The Expert Panel on the Irish Airlines Superannuation Scheme (IASS) is expected to issue its report on the deficit today despite a protest letter by Aer Lingus chief executive Christoph Mueller.
It is understood that the trouble-shooting panel will seek an increase in contributions from employers, with some sources claiming Aer Lingus may be asked to fork out over €200m.
The airline has already ringfenced €140m, made up of €110m for staff, with another €30m for deferred members.
The panel will set out a formula for the employers' contributions, and will also deal with pensioners and deferred pensioners' benefits.
It will also issue recommendations in relation to employers' requests for cost-offsetting measures.
Last week, SIPTU condemned Aer Lingus's chief executive for seeking a delay in the report.
SIPTU, which represents 2,800 Dublin Airport Authority and Aer Lingus staff, has warned it will ballot for industrial action if the report is rejected by its members.
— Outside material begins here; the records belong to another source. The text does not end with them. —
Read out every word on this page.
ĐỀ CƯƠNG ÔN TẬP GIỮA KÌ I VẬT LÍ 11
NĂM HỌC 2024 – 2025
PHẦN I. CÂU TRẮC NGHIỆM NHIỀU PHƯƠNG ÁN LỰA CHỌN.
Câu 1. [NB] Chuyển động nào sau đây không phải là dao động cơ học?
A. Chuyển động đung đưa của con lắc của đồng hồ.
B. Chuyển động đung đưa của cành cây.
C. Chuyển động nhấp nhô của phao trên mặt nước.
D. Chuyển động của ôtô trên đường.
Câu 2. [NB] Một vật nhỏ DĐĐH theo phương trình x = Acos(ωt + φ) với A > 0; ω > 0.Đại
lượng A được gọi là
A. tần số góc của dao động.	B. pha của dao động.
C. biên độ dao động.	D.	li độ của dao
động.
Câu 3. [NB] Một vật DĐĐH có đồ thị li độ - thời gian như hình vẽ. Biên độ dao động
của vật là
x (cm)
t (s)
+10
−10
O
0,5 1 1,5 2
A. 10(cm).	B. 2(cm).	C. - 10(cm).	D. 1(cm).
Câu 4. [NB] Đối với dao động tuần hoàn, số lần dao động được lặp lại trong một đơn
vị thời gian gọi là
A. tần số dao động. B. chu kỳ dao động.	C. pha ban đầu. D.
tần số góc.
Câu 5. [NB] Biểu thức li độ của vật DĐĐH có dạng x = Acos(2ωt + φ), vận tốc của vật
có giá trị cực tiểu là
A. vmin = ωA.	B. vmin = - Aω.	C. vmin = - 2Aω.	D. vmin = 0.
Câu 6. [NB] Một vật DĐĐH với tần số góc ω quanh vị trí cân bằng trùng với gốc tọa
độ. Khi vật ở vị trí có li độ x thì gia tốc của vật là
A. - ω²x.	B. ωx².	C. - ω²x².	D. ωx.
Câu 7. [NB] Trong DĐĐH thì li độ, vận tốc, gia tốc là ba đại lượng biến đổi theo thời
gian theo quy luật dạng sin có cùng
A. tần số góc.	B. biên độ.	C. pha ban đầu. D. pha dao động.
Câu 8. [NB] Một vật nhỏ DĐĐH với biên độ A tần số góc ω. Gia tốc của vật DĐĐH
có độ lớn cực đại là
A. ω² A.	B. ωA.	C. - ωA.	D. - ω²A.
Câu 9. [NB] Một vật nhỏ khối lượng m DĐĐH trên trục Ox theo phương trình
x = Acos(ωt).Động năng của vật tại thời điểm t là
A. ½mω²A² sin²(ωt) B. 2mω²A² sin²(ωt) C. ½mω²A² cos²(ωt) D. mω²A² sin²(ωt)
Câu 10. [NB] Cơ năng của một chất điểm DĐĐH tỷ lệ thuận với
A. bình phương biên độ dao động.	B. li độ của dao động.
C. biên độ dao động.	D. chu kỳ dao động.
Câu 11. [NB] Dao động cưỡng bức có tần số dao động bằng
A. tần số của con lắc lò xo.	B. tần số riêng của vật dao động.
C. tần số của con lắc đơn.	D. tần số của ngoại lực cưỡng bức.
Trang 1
Transport Minister Leo Varadkar set up the Expert Panel last March to resolve a dispute over the deficit.
This followed failed interventions by the Labour Relations Commission and Labour Court.
The scheme covers current and former workers at Dublin Airport Authority, Aer Lingus, Shannon Airport Authority and former SR Technics staff.
Mr Mueller urged the panel to hold off issuing the report as he was extremely concerned about its draft proposals.
He said that he feared its recommendations may not be accepted by shareholders.
A four-hour strike was averted at the 11th hour in March, just ahead of the St Patrick's weekend, over the pension deficit dispute.
The Expert Panel was appointed by Mr Varadkar when the strike threat emerged.
Former IBEC director Brendan McGinty, former IMPACT general secretary Peter McLoone, Eugene McMahon of Mazars, and Laura Gallagher of KPMG are members of the panel.